Astronomers have found a nearby galaxy that's roughly the same mass as the Milky Way, but somehow contains less than 1 percent of its stars.

The galaxy is so dim, it's evaded detention for decades, and now the team behind its discovery has figured out how its lack of stars hasn't ripped it apart - it's made from 99.99 percent dark matter.

Dark matter is estimated to make up around 27 percent of all the mass and energy in the observable Universe, and while we can detect its gravitational force, it doesn't appear to emit any form of light or radiation that we can observe.

Despite years of searching, we have no idea what dark matter actually is, but this invisible matter is crucial to the stability of the Universe. 

Galaxies rotate at such speeds, they'd rip themselves apart if the only thing trying to hold them together was their own gravitational force.
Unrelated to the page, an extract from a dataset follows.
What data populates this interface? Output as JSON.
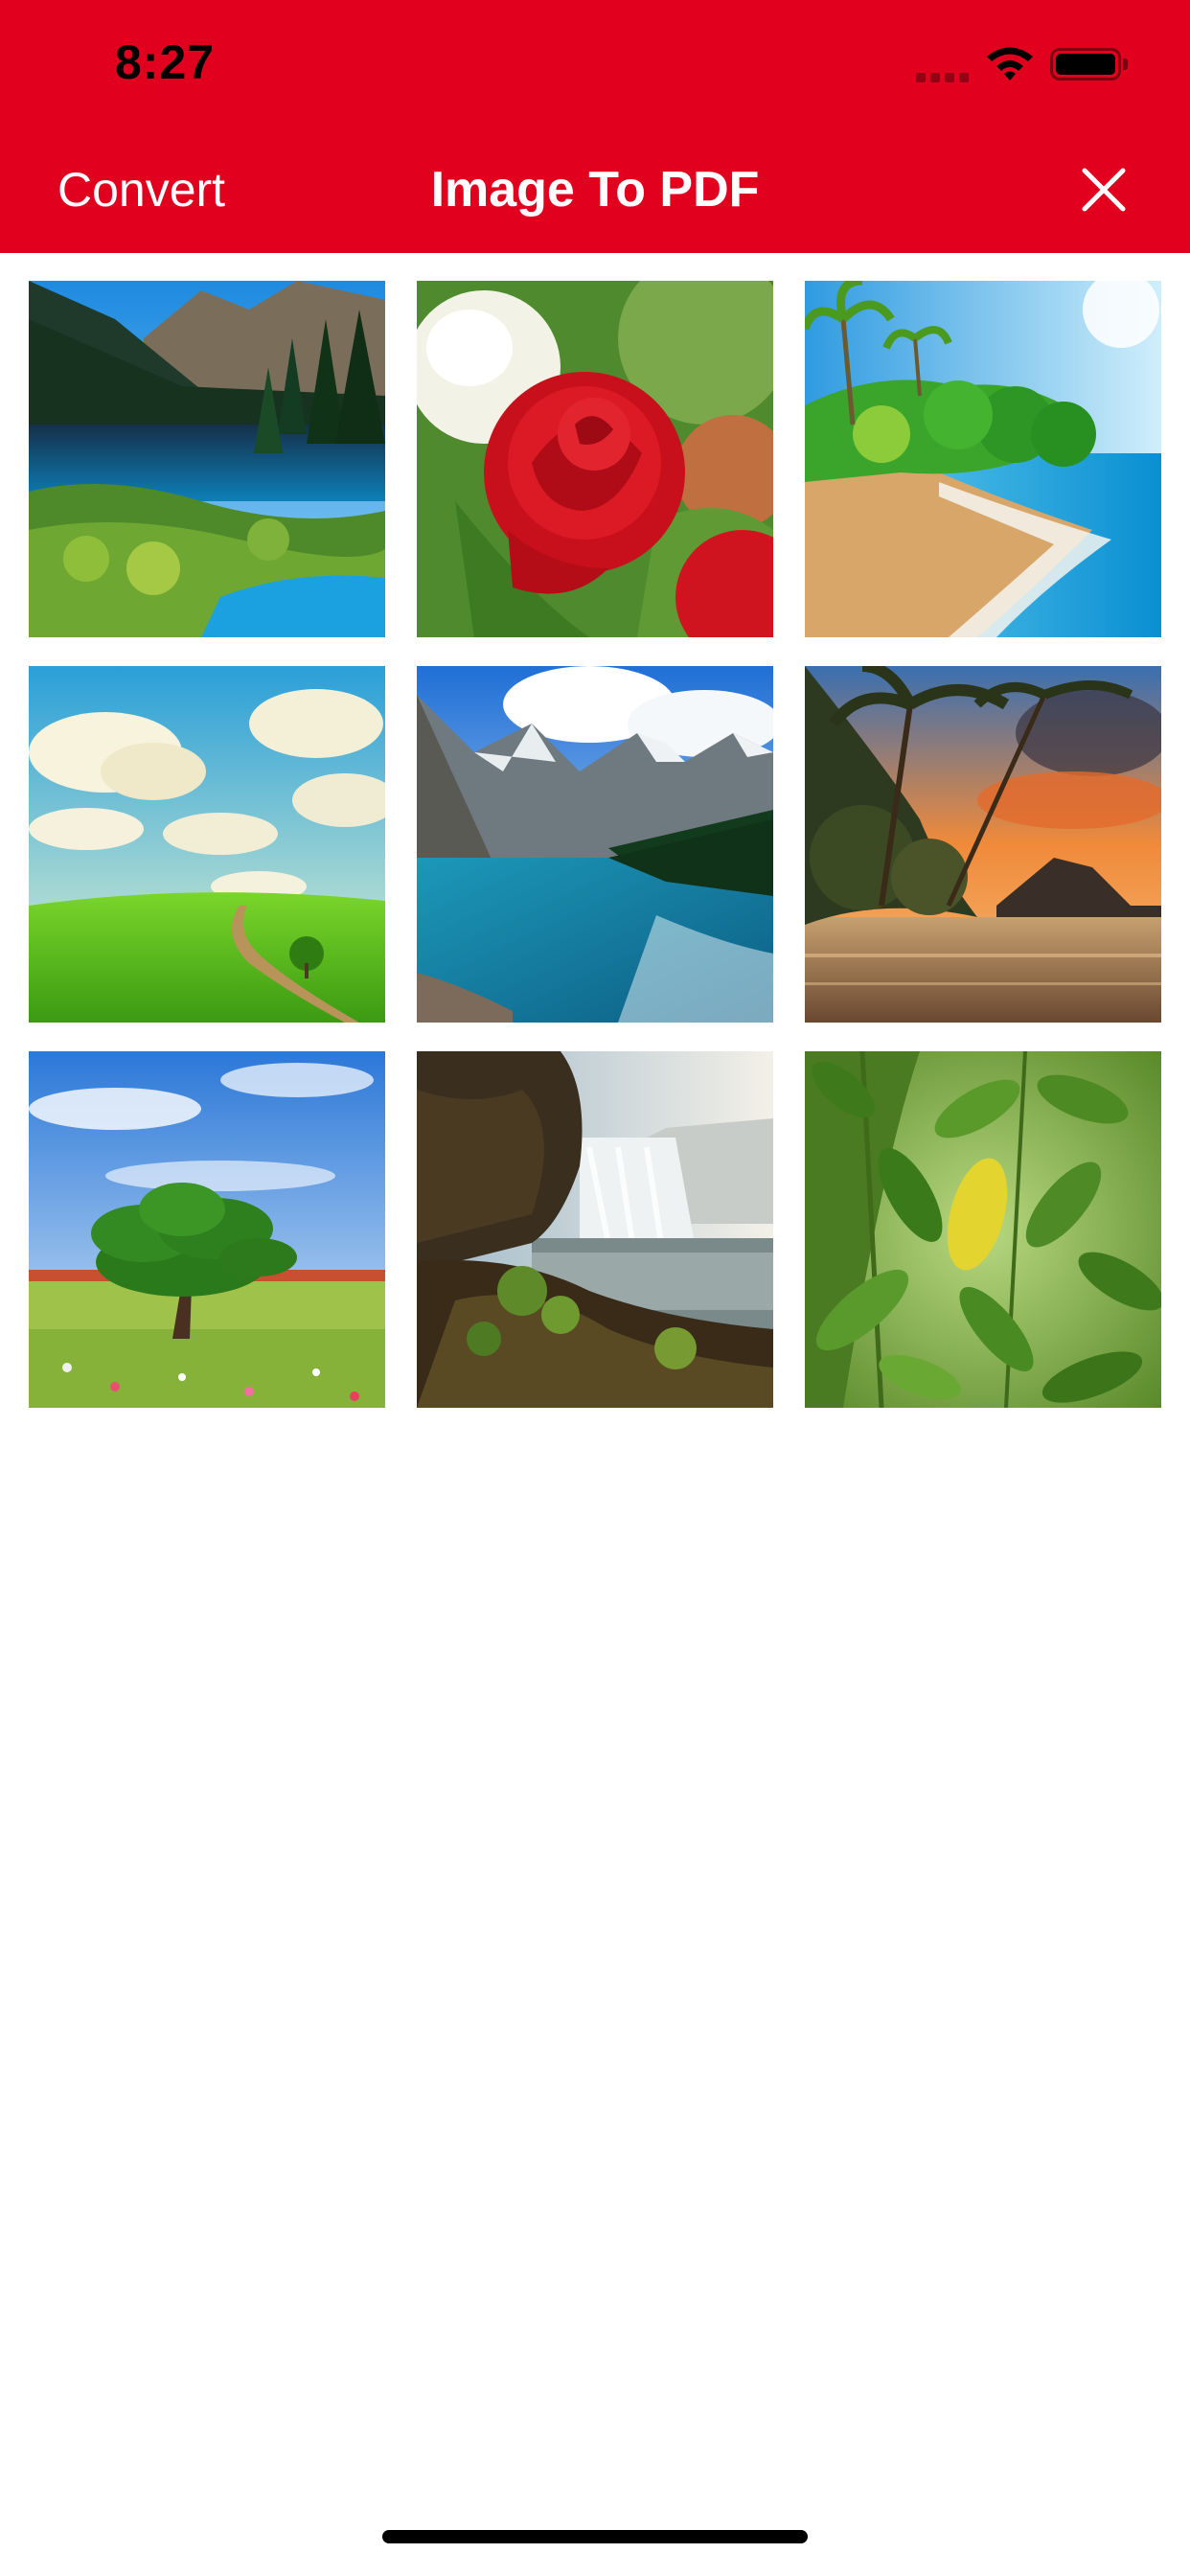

Something else has to be holding them and the rest of the Universe together, and physicists think the answer is a whole lot of dark matter. 

In fact, the standard model of cosmology suggests that there's so much dark matter in the Universe, for every 1 gram of atoms in existence, there's at least five times more dark matter.

Now scientists have found a galaxy that's almost entirely made up of the stuff. 

Named Dragonfly 44, the galaxy was discovered back in 2014, when a team using the WM Keck Observatory and the Gemini North Telescope in Manuakea, Hawaii, located a whole bunch of 'fluffy galaxies' in a region called the Coma Cluster, some 320 million light-years away.

"If the Milky Way is a sea of stars, then these newly discovered galaxies are like wisps of clouds," one of the researchers, Pieter van Dokkum from Yale University, said at the time.

"We are beginning to form some ideas about how they were born, and it's remarkable they have survived at all," he added. 

"They are found in a dense, violent region of space filled with dark matter and galaxies whizzing around, so we think they must be cloaked in their own invisible dark matter 'shields' that are protecting them from this intergalactic assault."

Now van Dokkum and his team have had a chance to test out their hypothesis, and by figuring out the mass of Dragonfly 44, they say they have enough evidence to suggest that dark matter truly is the glue holding this whole thing together. 

The researchers measured the velocities of stars in Dragonfly 44 for 33.5 hours over a period of six nights, and used this information to calculate the mass of the galaxy as a whole.

An increase in the velocity of an object will increase its kinetic energy and therefore its mass, which means the faster these stars are going will equate to a more massive galaxy. 

Having measured the speed of Dragonfly 44's stars as around 47 kilometres per second, the team calculated that it's around 1 trillion times more massive than our Sun - far too heavy to be held together by its stars alone.

"Motions of the stars tell you how much matter there is," van Dokkum told Avery Thompson at Popular Mechanics. "They don't care what form the matter is, they just tell you that it's there. Using the Keck Observatory, we found many times more mass indicated by the motions of the stars than there is mass in the stars themselves."

Having estimated that the galaxy needs to be made up of 99.99 percent of dark matter to remain intact, the team has officially found the darkest known galaxy in the Universe. 

A similarly dark galaxy in the Virgo cluster was identified earlier this year, but its 99.96 percent dark matter just got beat.

As cool as this discovery is, it's thrown up a whole lot more questions than answers. Right now, every potential candidate for dark matter has failed to yield enough evidence to explain what it's made from, and until recently, the only dark matter galaxies we've known about have been tiny.

Dragonfly 44 is huge, and no one can figure out how it got so big - and stayed so big - with so little visible matter. But at least now we've now got an entire galaxy full of dark matter to study, right?

"It's hard to argue with the observations, yet the conclusion from this paper runs counter to my understanding of how galaxies are formed," one of the team, astronomer Marla Geha from Yale University, who wasn't involved in the research, told New Scientist.

"I'm hoping these objects are rather rare and/or only form in special environments such as a dense galaxy cluster. Otherwise we may need to rewrite galaxy formation."

The research has been published in Astrophysical Journal Letters.